The Board of Trusts and the City’s Generous Dead

citydesk_icnThe current economic situation has given our already cash-strapped City a rough go of it, especially with regard to any funds tied into the stock market. Its pension fund alone has lost millions over the last two years and now officials are scrambling to work on ways to patch the gaping hole. There is one other arm of the City government, though, that has also been affected, but has not received nearly the same amount of coverage.
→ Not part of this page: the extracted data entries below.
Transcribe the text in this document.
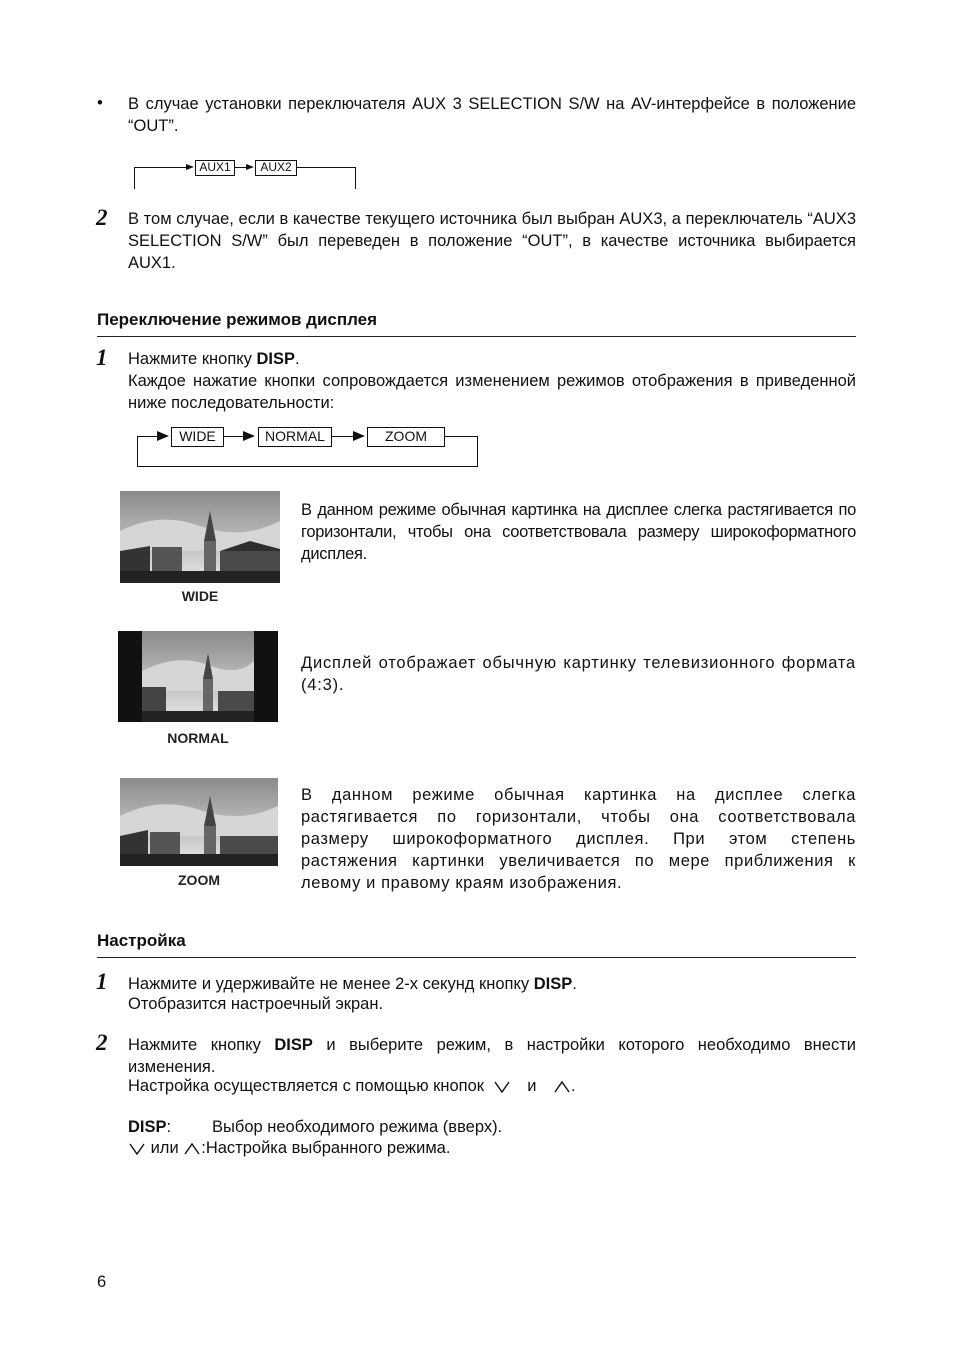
• В случае установки переключателя AUX 3 SELECTION S/W на AV-интерфейсе в положение “OUT”.
AUX1	AUX2
2 В том случае, если в качестве текущего источника был выбран AUX3, а переключатель “AUX3 SELECTION S/W” был переведен в положение “OUT”, в качестве источника выбирается AUX1.
Переключение режимов дисплея
1 Нажмите кнопку DISP.
Каждое нажатие кнопки сопровождается изменением режимов отображения в приведенной ниже последовательности:
WIDE	NORMAL	ZOOM
WIDE
В данном режиме обычная картинка на дисплее слегка растягивается по горизонтали, чтобы она соответствовала размеру широкоформатного дисплея.
NORMAL
Дисплей отображает обычную картинку телевизионного формата (4:3).
ZOOM
В данном режиме обычная картинка на дисплее слегка растягивается по горизонтали, чтобы она соответствовала размеру широкоформатного дисплея. При этом степень растяжения картинки увеличивается по мере приближения к левому и правому краям изображения.
Настройка
1 Нажмите и удерживайте не менее 2-х секунд кнопку DISP.
Отобразится настроечный экран.
2 Нажмите кнопку DISP и выберите режим, в настройки которого необходимо внести изменения.
Настройка осуществляется с помощью кнопок	и .
DISP:	Выбор необходимого режима (вверх).
или :Настройка выбранного режима.
6
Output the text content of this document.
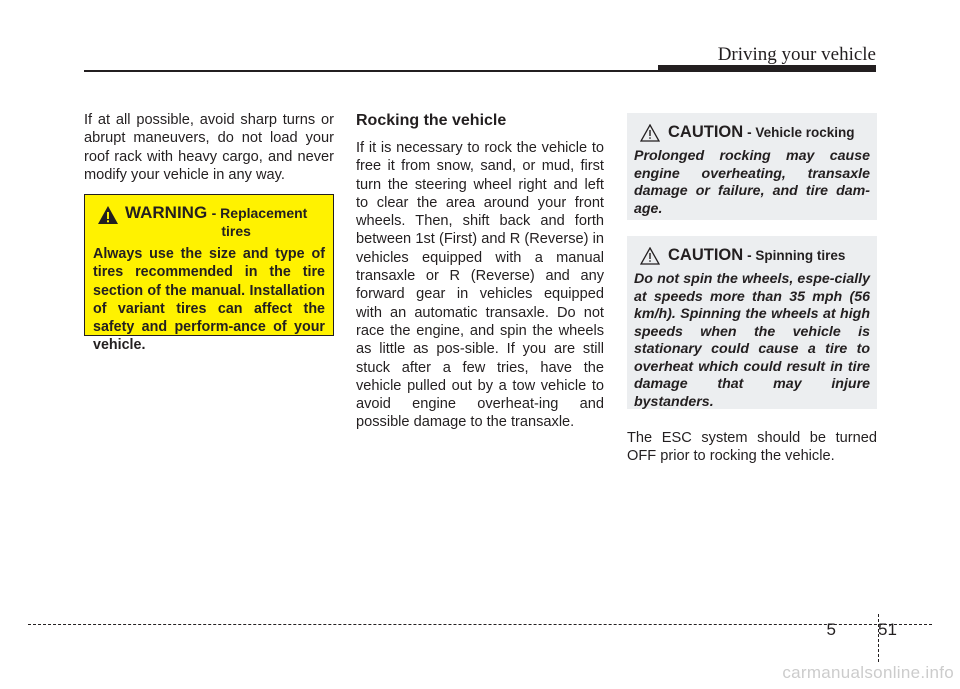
Driving your vehicle

If at all possible, avoid sharp turns or abrupt maneuvers, do not load your roof rack with heavy cargo, and never modify your vehicle in any way.

WARNING - Replacement
tires

Always use the size and type of tires recommended in the tire section of the manual. Installation of variant tires can affect the safety and perform-ance of your vehicle.

Rocking the vehicle

If it is necessary to rock the vehicle to free it from snow, sand, or mud, first turn the steering wheel right and left to clear the area around your front wheels. Then, shift back and forth between 1st (First) and R (Reverse) in vehicles equipped with a manual transaxle or R (Reverse) and any forward gear in vehicles equipped with an automatic transaxle. Do not race the engine, and spin the wheels as little as pos-sible. If you are still stuck after a few tries, have the vehicle pulled out by a tow vehicle to avoid engine overheat-ing and possible damage to the transaxle.

CAUTION - Vehicle rocking

Prolonged rocking may cause engine overheating, transaxle damage or failure, and tire dam-age.

CAUTION - Spinning tires

Do not spin the wheels, espe-cially at speeds more than 35 mph (56 km/h). Spinning the wheels at high speeds when the vehicle is stationary could cause a tire to overheat which could result in tire damage that may injure bystanders.

The ESC system should be turned OFF prior to rocking the vehicle.

5 51
carmanualsonline.info
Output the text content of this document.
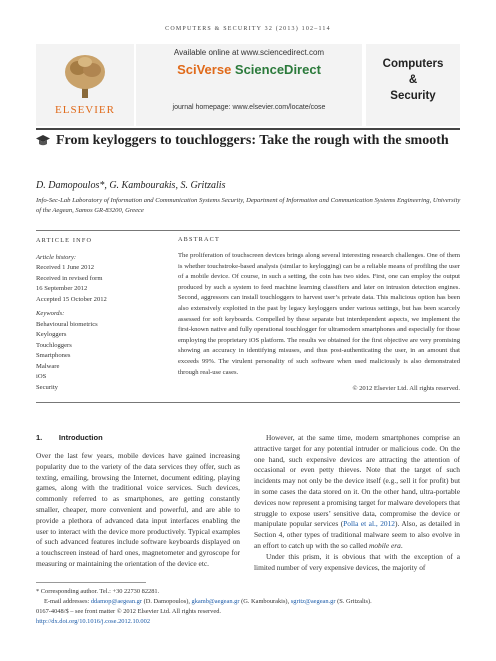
COMPUTERS & SECURITY 32 (2013) 102–114
ELSEVIER
Available online at www.sciencedirect.com
SciVerse ScienceDirect
journal homepage: www.elsevier.com/locate/cose
Computers
&
Security
From keyloggers to touchloggers: Take the rough with the smooth
D. Damopoulos*, G. Kambourakis, S. Gritzalis
Info-Sec-Lab Laboratory of Information and Communication Systems Security, Department of Information and Communication Systems Engineering, University of the Aegean, Samos GR-83200, Greece
ARTICLE INFO
Article history:
Received 1 June 2012
Received in revised form
16 September 2012
Accepted 15 October 2012
Keywords:
Behavioural biometrics
Keyloggers
Touchloggers
Smartphones
Malware
iOS
Security
ABSTRACT
The proliferation of touchscreen devices brings along several interesting research challenges. One of them is whether touchstroke-based analysis (similar to keylogging) can be a reliable means of profiling the user of a mobile device. Of course, in such a setting, the coin has two sides. First, one can employ the output produced by such a system to feed machine learning classifiers and later on intrusion detection engines. Second, aggressors can install touchloggers to harvest user’s private data. This malicious option has been also extensively exploited in the past by legacy keyloggers under various settings, but has been scarcely assessed for soft keyboards. Compelled by these separate but interdependent aspects, we implement the first-known native and fully operational touchlogger for ultramodern smartphones and especially for those employing the proprietary iOS platform. The results we obtained for the first objective are very promising showing an accuracy in identifying misuses, and thus post-authenticating the user, in an amount that exceeds 99%. The virulent personality of such software when used maliciously is also demonstrated through real-use cases.
© 2012 Elsevier Ltd. All rights reserved.
1.        Introduction
Over the last few years, mobile devices have gained increasing popularity due to the variety of the data services they offer, such as texting, emailing, browsing the Internet, document editing, playing games, along with the traditional voice services. Such devices, commonly referred to as smartphones, are getting constantly smaller, cheaper, more convenient and powerful, and are able to provide a plethora of advanced data input interfaces enabling the user to interact with the device more productively. Typical examples of such advanced features include software keyboards displayed on a touchscreen instead of hard ones, magnetometer and gyroscope for measuring or maintaining the orientation of the device etc.
However, at the same time, modern smartphones comprise an attractive target for any potential intruder or malicious code. On the one hand, such expensive devices are attracting the attention of occasional or even petty thieves. Note that the target of such incidents may not only be the device itself (e.g., sell it for profit) but in some cases the data stored on it. On the other hand, ultra-portable devices now represent a promising target for malware developers that struggle to expose users’ sensitive data, compromise the device or manipulate popular services (Polla et al., 2012). Also, as detailed in Section 4, other types of traditional malware seem to also evolve in an effort to catch up with the so called mobile era.
Under this prism, it is obvious that with the exception of a limited number of very expensive devices, the majority of
* Corresponding author. Tel.: +30 22730 82281.
E-mail addresses: ddamop@aegean.gr (D. Damopoulos), gkamb@aegean.gr (G. Kambourakis), sgritz@aegean.gr (S. Gritzalis).
0167-4048/$ – see front matter © 2012 Elsevier Ltd. All rights reserved.
http://dx.doi.org/10.1016/j.cose.2012.10.002
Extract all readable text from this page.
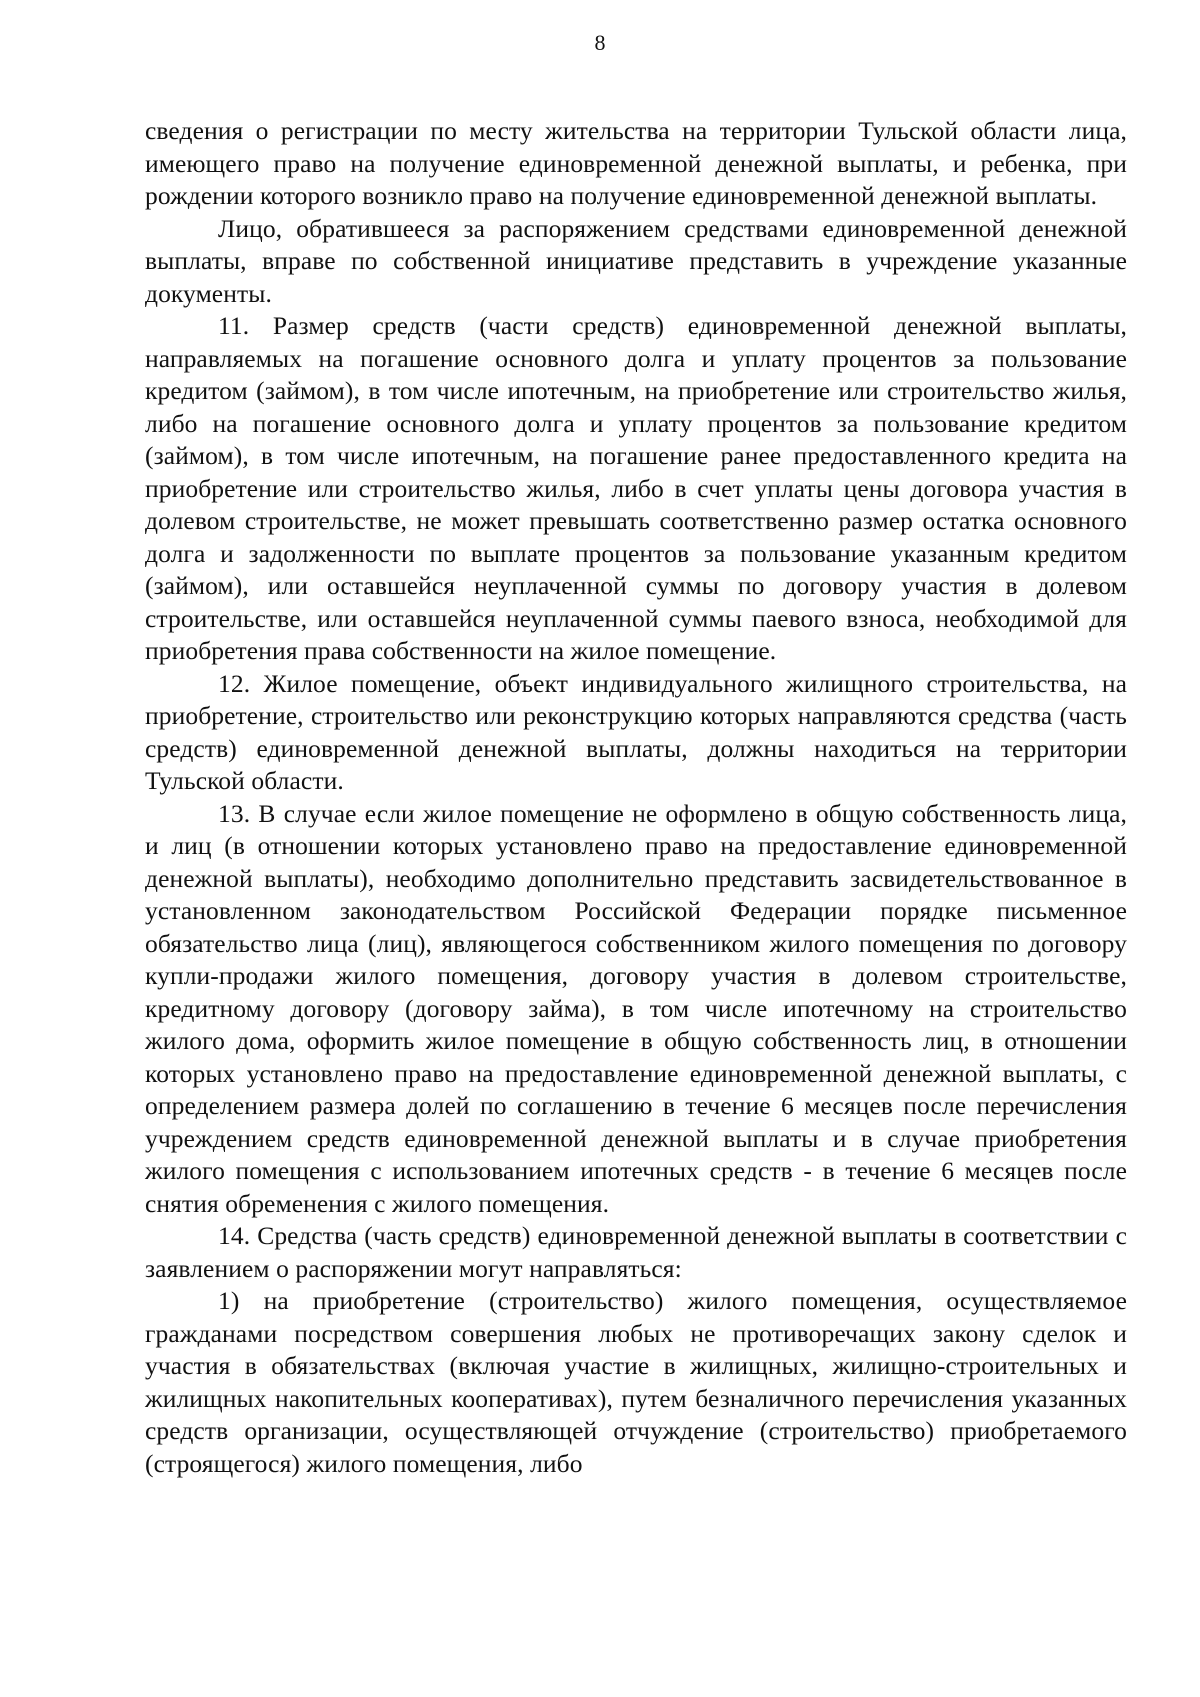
8

сведения о регистрации по месту жительства на территории Тульской области лица, имеющего право на получение единовременной денежной выплаты, и ребенка, при рождении которого возникло право на получение единовременной денежной выплаты.

Лицо, обратившееся за распоряжением средствами единовременной денежной выплаты, вправе по собственной инициативе представить в учреждение указанные документы.

11. Размер средств (части средств) единовременной денежной выплаты, направляемых на погашение основного долга и уплату процентов за пользование кредитом (займом), в том числе ипотечным, на приобретение или строительство жилья, либо на погашение основного долга и уплату процентов за пользование кредитом (займом), в том числе ипотечным, на погашение ранее предоставленного кредита на приобретение или строительство жилья, либо в счет уплаты цены договора участия в долевом строительстве, не может превышать соответственно размер остатка основного долга и задолженности по выплате процентов за пользование указанным кредитом (займом), или оставшейся неуплаченной суммы по договору участия в долевом строительстве, или оставшейся неуплаченной суммы паевого взноса, необходимой для приобретения права собственности на жилое помещение.

12. Жилое помещение, объект индивидуального жилищного строительства, на приобретение, строительство или реконструкцию которых направляются средства (часть средств) единовременной денежной выплаты, должны находиться на территории Тульской области.

13. В случае если жилое помещение не оформлено в общую собственность лица, и лиц (в отношении которых установлено право на предоставление единовременной денежной выплаты), необходимо дополнительно представить засвидетельствованное в установленном законодательством Российской Федерации порядке письменное обязательство лица (лиц), являющегося собственником жилого помещения по договору купли-продажи жилого помещения, договору участия в долевом строительстве, кредитному договору (договору займа), в том числе ипотечному на строительство жилого дома, оформить жилое помещение в общую собственность лиц, в отношении которых установлено право на предоставление единовременной денежной выплаты, с определением размера долей по соглашению в течение 6 месяцев после перечисления учреждением средств единовременной денежной выплаты и в случае приобретения жилого помещения с использованием ипотечных средств - в течение 6 месяцев после снятия обременения с жилого помещения.

14. Средства (часть средств) единовременной денежной выплаты в соответствии с заявлением о распоряжении могут направляться:

1) на приобретение (строительство) жилого помещения, осуществляемое гражданами посредством совершения любых не противоречащих закону сделок и участия в обязательствах (включая участие в жилищных, жилищно-строительных и жилищных накопительных кооперативах), путем безналичного перечисления указанных средств организации, осуществляющей отчуждение (строительство) приобретаемого (строящегося) жилого помещения, либо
The Board of Trusts was established during a brief reform period in the early 1920s, in order to consolidate various funds that had been bequeathed to the City by residents over the years. Unlike such large, well-known privately overseen trusts, like those of Beatrice Nussbaum [“Lack Of Swimming; Hole In District,” 10.20.08] or Navin Masters [benefactor of the Masters Preparatory School for Orphans, later Masters College], the Board of Trusts manages the disbursement of a host of smaller funds meant for the “public good,” some of which go to general municipal services and some of which come with rather specific requirements-

:: Each year, Harper East Elementary School, in the Oak Lane neighborhood, receives $30.08 toward the “subscription of new periodicals of a non-secular, yet informative nature,” as directed by the 1995 will of James Lefowis, who, to the extent that anyone’s been able to tell, had no direct connection to the school whatsoever.

:: In 1908, the library system was bequeathed $75/year, thanks to the estate of Marian Proglesby, who decreed that the money be used “for the purchase of volumes which argue in favor of transportation by beast, rather than the cursed auto-mobile.” Such books are hard to find and the funds are now used at the library’s discretion for books on transportation in general, but not specifically automotive, just to be safe.

:: Up until 1961, members of the police department’s vice squad would receive a $1 bonus for every piece of “lascivious material printed of an immoral and/or titilating nature seized and destroyed,” thanks to the wealthy morals of one James L. Roosevelt. The $900,000 trust was endowed in 1956. Due to the extra pay involved, the squad was very zealous in its enforcement activities (in one memorable raid, city newsstands were even stripped of copies of National Geographic), exhausting the fund in only five years. In the last 48 years, such material has been easy to find around town.

:: Annually, $2,000 is distributed through the McCann Fueling Fund, established by the owner of a saloon in 1912. It goes to “widows of an upstanding nature, whose husbands have succumbed in the area boundried [sic] by Lewiston Avenue on the north, 18th Street on the south, Alburn Avenue on the east and Twin Oaks [now Hutchinson Park] on the west.” This area encompasses thirty blocks and, somehow, candidates meeting the requirements have been met every year. No one is quite sure why this specific area was chosen by McCann, whose bar was actually located five blocks outside of its boundaries.

:: The oldest trust, established in 1831, was meant to disburse a sum of $5 (now almost $100) a year to “any young married man engaged in the art of charcoal-making.” However, no one in the city has manufactured charcoal for quite some time. This particular endowment has been rather liberally applied over the years to beneficiaries in many other manufacturing fields, as they have dwindled away. Last year, it was awarded to a software engineer.

Of course, there are many more, some of whose funding supply is ever-dwindling, due to the current financial crisis. The twelve-person Board of Trusts has some tough decisions ahead, while also having to follow the wishes of our City’s generous dead.